Bernadette Cullen sang Delilah. Some occasional hardness of tone aside, she presented her arias with considerable expressiveness – but in Softly Awakes My heart, that most famous excerpt from the opera, strings sounded rather too thin and scrappy, the semiquaver accompaniment lacking that pulsing quality that is so crucial an interpretative requirement.

Acts 3 and 4 yielded some of the most satisfying listening dividends of the evening. The fake-Middle Eastern Bacchanale dance sequence – imitated again and again down the years by composers for trashy, Arabian Nights-type movies – came across in fine style. Laurels to Joel Marangella; his sinuous oboe line was heard to excellent advantage here.

Under Brian Castles-Onion’s direction, the W.A.Opera Chorus and vocal soloists did sterling work in making the listener aware of the cauldron of seething emotion that makes the closing Acts such compelling listening. Very much earlier in the piece, it was much to the credit of the choristers that they made the frankly tedious declamations that the composer gave to them sound better than they in fact are in operatic terms. Indeed, most of the choral work in Act I supports the argument, often put forward, that Saint Saens’ biblical epic might have had greater acceptance as an oratorio than as an opera.

But there are most certainly moments that make for the grandest of grand operatic effects. This is most powerfully the case with Delilah, towards the close of the work, relishing her moment of triumph after cutting Samson’s locks, with the High Priest (Bruce Martin) gloating over the muscle man’s downfall, only to have their comeuppance in the ruins of the temple.

For many an older member of the audience, this may well recall the closing moments of Cecil B. de Mille’s 1950’s movie epic starring Victor Mature and Hedy Lamarr in the film’s eponymous roles.

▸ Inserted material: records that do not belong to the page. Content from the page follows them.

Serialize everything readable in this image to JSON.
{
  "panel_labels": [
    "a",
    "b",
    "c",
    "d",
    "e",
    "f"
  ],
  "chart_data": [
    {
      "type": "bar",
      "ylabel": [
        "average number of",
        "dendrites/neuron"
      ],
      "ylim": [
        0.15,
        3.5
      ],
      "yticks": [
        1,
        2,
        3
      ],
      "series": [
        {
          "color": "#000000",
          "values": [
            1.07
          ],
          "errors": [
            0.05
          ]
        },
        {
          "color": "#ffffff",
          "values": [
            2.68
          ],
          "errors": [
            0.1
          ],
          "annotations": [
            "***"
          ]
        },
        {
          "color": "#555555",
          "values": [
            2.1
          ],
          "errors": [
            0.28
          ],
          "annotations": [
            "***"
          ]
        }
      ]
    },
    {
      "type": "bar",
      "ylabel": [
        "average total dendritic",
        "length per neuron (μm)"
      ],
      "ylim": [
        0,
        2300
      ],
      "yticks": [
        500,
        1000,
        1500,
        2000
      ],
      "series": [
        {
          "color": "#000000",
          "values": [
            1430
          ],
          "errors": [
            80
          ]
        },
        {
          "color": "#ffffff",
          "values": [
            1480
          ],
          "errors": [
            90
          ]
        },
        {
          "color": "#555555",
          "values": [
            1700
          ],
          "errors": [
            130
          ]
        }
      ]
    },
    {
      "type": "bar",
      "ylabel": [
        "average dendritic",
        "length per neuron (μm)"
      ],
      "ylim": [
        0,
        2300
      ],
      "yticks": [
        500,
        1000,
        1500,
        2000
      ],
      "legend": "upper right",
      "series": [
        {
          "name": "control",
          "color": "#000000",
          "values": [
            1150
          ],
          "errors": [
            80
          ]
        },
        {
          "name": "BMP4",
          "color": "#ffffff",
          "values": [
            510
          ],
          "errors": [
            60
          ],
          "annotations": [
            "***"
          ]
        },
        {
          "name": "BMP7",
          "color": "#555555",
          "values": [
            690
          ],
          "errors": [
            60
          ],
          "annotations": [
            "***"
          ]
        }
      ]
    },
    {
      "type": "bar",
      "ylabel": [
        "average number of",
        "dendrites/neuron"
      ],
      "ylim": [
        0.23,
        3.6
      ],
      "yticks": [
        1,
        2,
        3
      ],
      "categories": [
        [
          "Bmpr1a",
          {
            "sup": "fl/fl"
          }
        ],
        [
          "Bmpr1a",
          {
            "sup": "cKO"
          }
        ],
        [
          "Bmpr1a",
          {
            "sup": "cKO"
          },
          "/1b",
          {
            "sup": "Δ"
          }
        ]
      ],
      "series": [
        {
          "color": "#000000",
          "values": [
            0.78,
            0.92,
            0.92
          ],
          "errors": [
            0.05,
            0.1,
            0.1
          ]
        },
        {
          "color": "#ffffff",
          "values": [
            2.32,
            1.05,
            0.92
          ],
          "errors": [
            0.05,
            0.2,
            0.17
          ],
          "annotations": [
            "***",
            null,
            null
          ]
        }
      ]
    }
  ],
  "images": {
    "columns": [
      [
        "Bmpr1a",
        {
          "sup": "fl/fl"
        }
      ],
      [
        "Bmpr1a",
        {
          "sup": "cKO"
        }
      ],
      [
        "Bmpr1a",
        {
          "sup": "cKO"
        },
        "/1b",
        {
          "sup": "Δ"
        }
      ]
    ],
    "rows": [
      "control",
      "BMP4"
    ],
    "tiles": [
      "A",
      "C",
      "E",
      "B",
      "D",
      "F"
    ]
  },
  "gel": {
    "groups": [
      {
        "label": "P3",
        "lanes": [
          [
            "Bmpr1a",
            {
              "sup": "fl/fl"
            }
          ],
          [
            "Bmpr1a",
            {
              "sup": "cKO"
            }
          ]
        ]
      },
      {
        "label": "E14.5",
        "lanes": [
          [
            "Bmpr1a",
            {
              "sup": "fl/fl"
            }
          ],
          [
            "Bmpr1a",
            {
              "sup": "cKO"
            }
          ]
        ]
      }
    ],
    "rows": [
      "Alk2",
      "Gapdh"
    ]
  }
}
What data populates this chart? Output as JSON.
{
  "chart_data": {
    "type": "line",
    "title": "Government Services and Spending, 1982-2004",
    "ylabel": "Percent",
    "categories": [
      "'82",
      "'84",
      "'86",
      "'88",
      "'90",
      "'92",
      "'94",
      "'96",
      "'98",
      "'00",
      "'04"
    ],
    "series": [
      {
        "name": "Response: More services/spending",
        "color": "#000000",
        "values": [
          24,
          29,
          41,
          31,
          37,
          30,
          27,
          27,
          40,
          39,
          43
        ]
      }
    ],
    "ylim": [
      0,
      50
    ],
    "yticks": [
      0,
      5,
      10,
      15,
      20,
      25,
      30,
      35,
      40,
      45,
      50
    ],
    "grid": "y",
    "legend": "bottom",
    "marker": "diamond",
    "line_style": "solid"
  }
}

Smaller roles were taken by David Dockery (Abimelech) and Robert Hoffmann (Old Hebrew).

 

 

Adding to the pleasure of the evening was an unexpected bonus for all during the interval: a white-clad, gracefully gyrating gymnast held aloft by a big, illuminated helium balloon sailing to and fro above the gathered, fascinated throng, the balloon’s track path controlled by ropes gripped by two hefty young fellows on the ground. (The previous night, this delight sailed across PIAF goings-on at Kalgoorlie, with Port Hedland next on the list.)

I cannot readily recall an Opera in the Park presentation that scored so well on so many counts. Presenting Samson and Delilah would have been a calculated risk. That so many attended suggests that it is not necessarily the case that only safe, top-ten operas should be presented at these events. Let’s have more works that are less frequently encountered here. What about Tchaikowsky’s Eugene Onegin, Donizetti’s Elisir d’amore or Smetana’s The Bartered Bride?